As idéias weberianas permitem a compreensão da educação brasileira sob a perspectiva institucional pois exprime as características singulares do nosso processo de formação
Alonso Bezerra de Carvalho
Apropriar-se do pensamento clássico é um dos desafios que se coloca a quem pretende dar consistência e caráter inovador a suas pesquisas, mas tomar as idéias de um pensador como Max Weber é tarefa que nos provoca e nos entusiasma, isto é, nos leva a um bom exercício intelectual. Mais animador ainda quando as suas idéias nos conduzem a refletir sobre um tema que não encontramos de maneira clara em seus escritos: a educação.
Sabemos que a interpretação que Max Weber faz das ações e valores da modernidade influenciou sobremaneira o pensamento e a prática da cultura contemporânea. Ao estudar o processo de racionalização ocorrido no Ocidente, visto como elemento central do que é comumente definido como modernidade, Weber suscita discussões na área da ciência e, correlativamente, na educação, possibilitando a ampliação do nosso entendimento sobre qual o papel do conhecimento e do ensino.
De fato, Weber não escreve textos que tratam especificamente de educação, mas fornece indicações que contribuem para a formulação de tipologias pedagógicas. Há passagens, por exemplo, em que explicita qual deveria ser o papel do professor. Para Weber, o objetivo fundamental do educador é proporcionar aos alunos um conteúdo que incentive a reflexão própria, mas, para que isso aconteça, não basta somente estar atento ao conteúdo, mas também à maneira como este é transmitido. É preciso que o professor adote uma ética não-partidária na sala de aula, ou seja, que não exponha a sua opinião ao apresentar um conteúdo e, caso o faça, ter a honestidade de dizer que o está fazendo. É preciso incentivar o aluno a adotar uma opinião condizente com a sua compreensão, de modo que a posição “neutra” do professor permita que, também fora da sala de aula, o aluno tenha a capacidade crítica de refletir sobre o que observa, experimenta e decide. Somente assim a conduta do professor estaria condizente com o processo de racionalização de nossa cultura.

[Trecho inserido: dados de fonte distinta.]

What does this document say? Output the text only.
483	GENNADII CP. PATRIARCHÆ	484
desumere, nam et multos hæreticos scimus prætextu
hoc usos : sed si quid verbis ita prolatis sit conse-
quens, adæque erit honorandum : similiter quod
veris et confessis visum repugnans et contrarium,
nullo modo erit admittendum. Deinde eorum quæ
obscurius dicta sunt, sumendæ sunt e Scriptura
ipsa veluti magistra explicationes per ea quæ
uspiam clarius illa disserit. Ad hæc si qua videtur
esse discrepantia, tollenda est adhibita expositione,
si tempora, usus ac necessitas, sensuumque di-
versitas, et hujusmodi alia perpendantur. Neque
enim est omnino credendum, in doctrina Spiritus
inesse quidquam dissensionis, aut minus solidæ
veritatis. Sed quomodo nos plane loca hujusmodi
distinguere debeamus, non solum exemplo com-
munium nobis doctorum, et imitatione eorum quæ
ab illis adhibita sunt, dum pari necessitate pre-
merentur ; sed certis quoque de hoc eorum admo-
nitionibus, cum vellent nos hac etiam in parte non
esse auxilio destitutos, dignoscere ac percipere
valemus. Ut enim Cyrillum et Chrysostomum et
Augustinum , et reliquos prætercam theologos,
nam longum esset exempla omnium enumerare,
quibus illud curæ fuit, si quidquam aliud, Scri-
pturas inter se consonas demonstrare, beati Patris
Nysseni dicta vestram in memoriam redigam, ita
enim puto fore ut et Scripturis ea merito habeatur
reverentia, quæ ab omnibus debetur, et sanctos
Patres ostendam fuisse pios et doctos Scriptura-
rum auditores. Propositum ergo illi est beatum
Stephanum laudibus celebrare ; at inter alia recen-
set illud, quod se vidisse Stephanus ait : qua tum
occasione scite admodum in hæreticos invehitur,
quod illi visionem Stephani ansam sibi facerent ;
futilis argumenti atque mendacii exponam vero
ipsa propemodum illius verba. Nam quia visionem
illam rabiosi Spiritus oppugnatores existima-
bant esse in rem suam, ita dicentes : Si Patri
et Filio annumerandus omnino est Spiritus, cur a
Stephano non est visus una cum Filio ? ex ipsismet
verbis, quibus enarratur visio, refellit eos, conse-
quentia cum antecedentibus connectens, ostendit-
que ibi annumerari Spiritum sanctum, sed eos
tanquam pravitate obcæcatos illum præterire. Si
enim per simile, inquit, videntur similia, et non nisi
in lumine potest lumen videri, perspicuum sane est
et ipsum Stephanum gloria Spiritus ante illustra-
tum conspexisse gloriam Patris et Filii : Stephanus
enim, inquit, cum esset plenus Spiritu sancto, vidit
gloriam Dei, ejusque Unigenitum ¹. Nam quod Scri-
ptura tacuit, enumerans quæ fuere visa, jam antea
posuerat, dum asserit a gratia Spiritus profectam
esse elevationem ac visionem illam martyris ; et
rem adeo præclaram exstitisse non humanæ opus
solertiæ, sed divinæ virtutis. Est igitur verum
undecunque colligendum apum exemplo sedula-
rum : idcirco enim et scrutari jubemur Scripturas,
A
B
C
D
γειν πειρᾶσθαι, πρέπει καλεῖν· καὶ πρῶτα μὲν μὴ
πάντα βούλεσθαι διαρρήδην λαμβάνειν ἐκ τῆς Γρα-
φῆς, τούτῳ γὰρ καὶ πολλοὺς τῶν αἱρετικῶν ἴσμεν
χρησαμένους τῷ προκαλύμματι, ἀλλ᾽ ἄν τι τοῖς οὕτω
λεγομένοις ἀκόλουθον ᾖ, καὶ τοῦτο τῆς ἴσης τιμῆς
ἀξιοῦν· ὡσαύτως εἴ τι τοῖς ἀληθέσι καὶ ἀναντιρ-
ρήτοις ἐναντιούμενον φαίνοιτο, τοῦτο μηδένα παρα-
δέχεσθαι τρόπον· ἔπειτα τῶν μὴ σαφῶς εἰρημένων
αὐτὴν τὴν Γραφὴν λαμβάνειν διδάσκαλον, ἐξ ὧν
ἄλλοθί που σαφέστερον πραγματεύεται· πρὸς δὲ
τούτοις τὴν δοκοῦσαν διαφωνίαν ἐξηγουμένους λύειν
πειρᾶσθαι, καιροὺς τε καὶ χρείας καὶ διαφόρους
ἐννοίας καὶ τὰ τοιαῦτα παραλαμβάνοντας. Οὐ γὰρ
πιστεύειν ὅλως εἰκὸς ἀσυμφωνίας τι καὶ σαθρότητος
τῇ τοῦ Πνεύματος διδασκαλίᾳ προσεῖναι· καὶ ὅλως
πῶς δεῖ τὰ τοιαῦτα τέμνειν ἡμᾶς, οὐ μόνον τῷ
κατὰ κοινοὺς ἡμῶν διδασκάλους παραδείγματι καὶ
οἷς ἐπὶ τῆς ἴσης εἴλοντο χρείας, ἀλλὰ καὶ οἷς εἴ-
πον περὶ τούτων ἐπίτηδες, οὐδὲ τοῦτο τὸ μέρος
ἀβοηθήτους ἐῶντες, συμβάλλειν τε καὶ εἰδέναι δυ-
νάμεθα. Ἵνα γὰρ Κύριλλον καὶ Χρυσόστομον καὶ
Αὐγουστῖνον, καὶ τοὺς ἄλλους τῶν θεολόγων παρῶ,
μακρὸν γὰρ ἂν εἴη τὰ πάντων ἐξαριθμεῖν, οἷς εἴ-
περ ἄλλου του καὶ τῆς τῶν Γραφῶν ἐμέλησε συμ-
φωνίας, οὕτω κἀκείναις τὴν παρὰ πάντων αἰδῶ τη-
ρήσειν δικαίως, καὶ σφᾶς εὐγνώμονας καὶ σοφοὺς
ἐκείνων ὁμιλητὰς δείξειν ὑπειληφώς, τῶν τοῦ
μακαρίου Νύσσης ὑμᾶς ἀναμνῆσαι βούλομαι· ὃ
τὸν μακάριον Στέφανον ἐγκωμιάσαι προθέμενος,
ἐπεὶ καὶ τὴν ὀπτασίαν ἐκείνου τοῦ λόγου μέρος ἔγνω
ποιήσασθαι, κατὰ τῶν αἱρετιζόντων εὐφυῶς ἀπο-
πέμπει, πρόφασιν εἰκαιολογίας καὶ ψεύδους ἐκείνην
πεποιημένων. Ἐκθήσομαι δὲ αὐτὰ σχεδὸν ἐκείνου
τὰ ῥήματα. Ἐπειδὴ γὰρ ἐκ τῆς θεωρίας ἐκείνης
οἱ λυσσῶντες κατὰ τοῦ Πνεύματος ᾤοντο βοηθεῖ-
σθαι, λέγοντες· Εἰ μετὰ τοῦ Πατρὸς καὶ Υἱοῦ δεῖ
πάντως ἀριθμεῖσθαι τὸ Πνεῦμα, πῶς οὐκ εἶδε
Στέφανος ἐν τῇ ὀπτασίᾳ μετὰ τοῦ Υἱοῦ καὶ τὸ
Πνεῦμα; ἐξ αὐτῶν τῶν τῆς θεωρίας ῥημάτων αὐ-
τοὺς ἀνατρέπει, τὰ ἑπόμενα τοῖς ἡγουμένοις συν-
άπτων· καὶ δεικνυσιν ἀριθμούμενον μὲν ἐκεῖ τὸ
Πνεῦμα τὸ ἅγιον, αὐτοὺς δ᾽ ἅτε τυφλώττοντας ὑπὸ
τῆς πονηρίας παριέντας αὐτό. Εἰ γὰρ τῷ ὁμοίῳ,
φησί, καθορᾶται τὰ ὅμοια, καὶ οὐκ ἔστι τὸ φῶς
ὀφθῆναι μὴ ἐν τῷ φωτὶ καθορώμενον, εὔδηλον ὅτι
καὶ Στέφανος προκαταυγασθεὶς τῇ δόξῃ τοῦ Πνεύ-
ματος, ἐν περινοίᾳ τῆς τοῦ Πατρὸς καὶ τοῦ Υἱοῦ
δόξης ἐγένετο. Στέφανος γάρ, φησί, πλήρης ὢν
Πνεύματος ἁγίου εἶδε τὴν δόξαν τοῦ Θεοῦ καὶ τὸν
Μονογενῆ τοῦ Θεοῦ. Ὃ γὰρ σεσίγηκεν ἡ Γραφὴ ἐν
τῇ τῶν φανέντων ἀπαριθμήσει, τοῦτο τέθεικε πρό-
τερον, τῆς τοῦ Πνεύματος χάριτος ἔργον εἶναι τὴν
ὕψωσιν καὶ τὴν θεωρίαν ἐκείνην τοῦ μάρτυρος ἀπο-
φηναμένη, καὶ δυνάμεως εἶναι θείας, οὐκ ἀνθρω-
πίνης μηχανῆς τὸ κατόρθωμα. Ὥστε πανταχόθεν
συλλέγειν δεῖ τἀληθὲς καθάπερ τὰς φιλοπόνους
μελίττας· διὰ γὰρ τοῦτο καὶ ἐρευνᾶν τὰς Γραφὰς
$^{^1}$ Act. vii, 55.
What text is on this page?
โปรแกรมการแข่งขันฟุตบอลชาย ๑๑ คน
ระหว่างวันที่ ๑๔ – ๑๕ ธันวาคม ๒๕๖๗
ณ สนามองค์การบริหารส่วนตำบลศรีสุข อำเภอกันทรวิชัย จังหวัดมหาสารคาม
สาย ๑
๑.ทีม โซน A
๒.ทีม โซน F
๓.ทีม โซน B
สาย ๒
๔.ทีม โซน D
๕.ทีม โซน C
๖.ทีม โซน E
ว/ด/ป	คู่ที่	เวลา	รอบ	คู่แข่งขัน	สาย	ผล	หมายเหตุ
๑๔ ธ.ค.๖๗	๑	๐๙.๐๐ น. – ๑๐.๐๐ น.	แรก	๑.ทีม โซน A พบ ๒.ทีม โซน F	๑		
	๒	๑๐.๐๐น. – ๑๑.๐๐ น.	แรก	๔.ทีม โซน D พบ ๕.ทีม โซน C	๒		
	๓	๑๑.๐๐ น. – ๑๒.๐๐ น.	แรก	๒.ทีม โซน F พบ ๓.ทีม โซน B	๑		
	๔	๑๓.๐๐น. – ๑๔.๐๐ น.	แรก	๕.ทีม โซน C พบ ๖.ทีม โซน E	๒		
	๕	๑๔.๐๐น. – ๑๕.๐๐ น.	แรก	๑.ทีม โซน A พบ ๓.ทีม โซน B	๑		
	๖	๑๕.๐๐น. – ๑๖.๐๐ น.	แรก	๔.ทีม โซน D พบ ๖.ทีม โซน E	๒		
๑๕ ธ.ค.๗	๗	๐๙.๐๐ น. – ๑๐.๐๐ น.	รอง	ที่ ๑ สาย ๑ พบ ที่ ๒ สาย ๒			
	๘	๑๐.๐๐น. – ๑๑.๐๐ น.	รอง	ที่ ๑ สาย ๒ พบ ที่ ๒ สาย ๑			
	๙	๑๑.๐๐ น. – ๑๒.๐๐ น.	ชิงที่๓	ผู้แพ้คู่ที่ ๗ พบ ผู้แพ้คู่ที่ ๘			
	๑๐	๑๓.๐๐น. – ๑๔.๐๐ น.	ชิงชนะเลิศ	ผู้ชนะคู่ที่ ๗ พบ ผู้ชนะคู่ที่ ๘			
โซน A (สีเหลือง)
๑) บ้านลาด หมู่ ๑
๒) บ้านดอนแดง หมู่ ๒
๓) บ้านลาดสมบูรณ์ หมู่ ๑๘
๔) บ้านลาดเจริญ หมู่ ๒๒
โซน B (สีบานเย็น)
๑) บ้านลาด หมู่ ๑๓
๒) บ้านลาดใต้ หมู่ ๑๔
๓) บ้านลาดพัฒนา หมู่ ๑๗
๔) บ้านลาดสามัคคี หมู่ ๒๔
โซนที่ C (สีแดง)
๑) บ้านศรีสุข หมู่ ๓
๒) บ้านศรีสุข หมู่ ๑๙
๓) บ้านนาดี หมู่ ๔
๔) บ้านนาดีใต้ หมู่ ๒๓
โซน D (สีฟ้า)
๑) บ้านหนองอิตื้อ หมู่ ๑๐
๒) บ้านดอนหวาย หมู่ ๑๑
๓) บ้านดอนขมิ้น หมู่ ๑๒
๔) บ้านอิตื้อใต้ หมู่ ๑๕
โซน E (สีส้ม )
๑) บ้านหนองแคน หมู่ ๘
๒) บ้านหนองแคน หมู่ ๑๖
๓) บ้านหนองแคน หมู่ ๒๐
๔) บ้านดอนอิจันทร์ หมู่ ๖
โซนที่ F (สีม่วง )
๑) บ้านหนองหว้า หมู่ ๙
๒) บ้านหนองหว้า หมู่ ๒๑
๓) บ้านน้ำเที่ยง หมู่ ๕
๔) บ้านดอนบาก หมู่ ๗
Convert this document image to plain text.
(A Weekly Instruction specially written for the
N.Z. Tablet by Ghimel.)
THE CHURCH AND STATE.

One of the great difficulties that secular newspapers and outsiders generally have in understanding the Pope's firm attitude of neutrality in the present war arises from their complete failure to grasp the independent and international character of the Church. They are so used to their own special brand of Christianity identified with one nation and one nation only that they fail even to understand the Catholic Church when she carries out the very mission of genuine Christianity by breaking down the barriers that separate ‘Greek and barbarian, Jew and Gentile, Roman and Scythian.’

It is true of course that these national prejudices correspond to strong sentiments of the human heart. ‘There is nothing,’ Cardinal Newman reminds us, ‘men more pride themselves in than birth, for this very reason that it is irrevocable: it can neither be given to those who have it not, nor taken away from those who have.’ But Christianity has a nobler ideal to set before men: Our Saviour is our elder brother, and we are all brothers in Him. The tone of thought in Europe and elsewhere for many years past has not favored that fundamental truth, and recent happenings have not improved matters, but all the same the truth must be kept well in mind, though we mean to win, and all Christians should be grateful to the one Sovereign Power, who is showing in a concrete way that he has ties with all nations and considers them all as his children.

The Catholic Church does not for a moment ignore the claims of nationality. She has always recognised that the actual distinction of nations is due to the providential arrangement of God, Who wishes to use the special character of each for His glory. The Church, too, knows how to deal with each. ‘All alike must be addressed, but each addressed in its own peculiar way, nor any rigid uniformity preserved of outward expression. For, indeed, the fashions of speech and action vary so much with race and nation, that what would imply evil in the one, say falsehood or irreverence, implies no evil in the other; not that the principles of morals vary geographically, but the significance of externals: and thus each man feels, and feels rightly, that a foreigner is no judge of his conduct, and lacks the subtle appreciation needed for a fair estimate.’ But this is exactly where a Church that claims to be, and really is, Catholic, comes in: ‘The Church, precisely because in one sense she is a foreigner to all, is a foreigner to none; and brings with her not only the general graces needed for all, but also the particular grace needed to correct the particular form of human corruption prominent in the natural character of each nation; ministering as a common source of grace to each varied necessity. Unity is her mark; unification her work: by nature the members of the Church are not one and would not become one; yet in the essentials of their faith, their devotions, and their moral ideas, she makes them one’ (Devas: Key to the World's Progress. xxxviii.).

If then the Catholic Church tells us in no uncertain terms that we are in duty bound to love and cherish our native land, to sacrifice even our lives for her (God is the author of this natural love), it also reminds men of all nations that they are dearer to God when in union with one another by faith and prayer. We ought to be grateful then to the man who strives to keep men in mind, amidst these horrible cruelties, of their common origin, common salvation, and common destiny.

Essa questão é tratada com clareza numa conferência que proferiu para jovens alemães, publicada em Ciência e política: duas vocações. Para Weber, estariam errados os jovens que buscam no professor a figura de um “líder”, pois a cátedra acadêmica deveria ser ocupada somente por um professor. Enquanto o líder pretende ser um orientador nas questões que se referem à conduta prática, qual um conselheiro na política, o professor deveria abster-se de tal ocupação, reservando-se apenas a fazer “análise e formulações de fato”. O professor que se sente chamado a agir como conselheiro da juventude, a intervir nas lutas entre as concepções de mundo e posições partidárias, deveria fazê-lo fora da sala de aula, em lugar público, onde os seus oponentes não estão condenados ao silêncio.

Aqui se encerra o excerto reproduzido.